Habiter la ruine

Exposition urbaine

“Habiter la ruine” est une action multiple et participative, pour retrouver un sens d’appartenance et d’habitat commun. Le centre de l'action est un terrain en friche et ce qui reste de sa ruine. Je demande alors à un groupe d’enfants d’imaginer un autre possible selon leur propre idée d’habiter. Habiter n’est donc plus seulement le fait physique de pouvoir vivre dans un lieu, mais devient une possibilité de le vivre avec la pensée, c’est une présence d’une partie de nous-même dans l’espace, qui va au delà des frontières et des barrières architectoniques. C’est un lieu qui ne nous appartient pas, mais qui nous interpelle. La fresque collaborative et les projets exposés dans cet espace font rêver et réagir les passants. Nous pouvons alors voir des parcs, des bois, des jardins potagères, des espaces ouverts culturels et naturels pour les citoyennes.

 

Exposition urbaine, 180 rue Horace Bertin, Marseille

avec Achille, Anna, Alice, Alice, Adan, Ayuun, Axelle, Camille, Charlotte, Côme, Diane, Ethan, Felix, Nino, Noémie, Rose, Suzon, Sacha...

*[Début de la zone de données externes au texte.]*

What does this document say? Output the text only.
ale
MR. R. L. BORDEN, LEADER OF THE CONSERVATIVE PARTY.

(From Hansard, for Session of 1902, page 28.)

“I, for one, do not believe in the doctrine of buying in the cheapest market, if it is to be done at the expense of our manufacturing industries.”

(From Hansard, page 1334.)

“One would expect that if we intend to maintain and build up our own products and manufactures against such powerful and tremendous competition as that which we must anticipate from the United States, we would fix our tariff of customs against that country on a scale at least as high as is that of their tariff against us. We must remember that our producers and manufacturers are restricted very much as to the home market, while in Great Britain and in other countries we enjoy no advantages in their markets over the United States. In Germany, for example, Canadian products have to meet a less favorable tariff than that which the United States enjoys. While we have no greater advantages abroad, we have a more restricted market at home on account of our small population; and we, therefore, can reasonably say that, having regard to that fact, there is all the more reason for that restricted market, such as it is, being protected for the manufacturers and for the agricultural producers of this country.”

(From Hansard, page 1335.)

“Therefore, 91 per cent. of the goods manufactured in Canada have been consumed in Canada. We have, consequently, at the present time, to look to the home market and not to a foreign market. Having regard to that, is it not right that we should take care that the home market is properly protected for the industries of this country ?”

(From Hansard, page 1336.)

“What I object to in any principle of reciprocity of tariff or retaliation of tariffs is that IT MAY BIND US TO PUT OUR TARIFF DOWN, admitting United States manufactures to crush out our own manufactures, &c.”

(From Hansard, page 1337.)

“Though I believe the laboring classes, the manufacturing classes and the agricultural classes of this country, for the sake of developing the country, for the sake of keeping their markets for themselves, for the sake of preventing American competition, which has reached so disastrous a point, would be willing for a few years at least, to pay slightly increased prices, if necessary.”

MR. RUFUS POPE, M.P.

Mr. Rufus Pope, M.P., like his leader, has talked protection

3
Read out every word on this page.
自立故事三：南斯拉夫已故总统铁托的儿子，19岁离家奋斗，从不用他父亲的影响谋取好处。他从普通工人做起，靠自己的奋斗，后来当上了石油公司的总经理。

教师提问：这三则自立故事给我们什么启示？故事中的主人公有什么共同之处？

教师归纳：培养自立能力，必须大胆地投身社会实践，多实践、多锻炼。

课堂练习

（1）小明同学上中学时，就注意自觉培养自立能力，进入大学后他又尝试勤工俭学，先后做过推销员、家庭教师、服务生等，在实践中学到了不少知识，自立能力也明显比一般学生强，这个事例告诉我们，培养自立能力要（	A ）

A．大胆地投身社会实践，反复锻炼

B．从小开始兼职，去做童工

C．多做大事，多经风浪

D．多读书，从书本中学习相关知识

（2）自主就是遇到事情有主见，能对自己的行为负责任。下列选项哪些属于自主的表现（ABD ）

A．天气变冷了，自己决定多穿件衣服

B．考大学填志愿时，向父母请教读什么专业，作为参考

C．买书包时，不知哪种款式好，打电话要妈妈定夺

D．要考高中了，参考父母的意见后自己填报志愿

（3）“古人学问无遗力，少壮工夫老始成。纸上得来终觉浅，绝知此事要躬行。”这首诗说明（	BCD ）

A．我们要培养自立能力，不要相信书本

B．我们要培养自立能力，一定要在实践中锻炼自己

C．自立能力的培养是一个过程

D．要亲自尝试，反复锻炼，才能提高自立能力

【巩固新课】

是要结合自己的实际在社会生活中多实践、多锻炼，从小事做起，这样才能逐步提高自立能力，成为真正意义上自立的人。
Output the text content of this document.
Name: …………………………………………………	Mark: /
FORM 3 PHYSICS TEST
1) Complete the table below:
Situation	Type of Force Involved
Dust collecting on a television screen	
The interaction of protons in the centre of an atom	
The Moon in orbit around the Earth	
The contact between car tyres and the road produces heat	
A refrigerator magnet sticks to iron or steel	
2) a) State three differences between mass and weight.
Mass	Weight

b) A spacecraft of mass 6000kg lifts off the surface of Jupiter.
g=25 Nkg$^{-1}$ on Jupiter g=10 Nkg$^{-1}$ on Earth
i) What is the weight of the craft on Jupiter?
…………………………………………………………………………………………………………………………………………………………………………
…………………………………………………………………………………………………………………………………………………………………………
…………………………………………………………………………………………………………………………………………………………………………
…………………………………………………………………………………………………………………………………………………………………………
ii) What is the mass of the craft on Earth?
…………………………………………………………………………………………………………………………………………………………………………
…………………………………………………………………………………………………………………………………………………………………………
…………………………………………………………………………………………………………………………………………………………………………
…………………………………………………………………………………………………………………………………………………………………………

Merci à tous les enfants et les personnes qu’ils m’ont accompagné et soutenu en cette aventure.

Reconstruire le sol

 

“Reconstruire le sol” d’une ruine, quand il ne reste plus rien de cette dernière, c’est une nécessité pour ne pas oublier, c’est le prétexte pour parler d’une place/ d’un lieu qui nous appartient dans le monde. Les morceaux des différents pavées constituent une portion du sol de dimension minimale. C’est la place pour une personne seulement. La ruine en question était un local deux ans auparavant occupé par "Le Manba", une association chargée de l’accompagnement des migrants. Le squat a été évacué par la police et l’immeuble démoli pour empêcher tout autre occupation. Ces 70cm quarrés parlent d'un accueil étroit, et témoignent le besoin et le droit de l’homme d’avoir une place où aller/où être.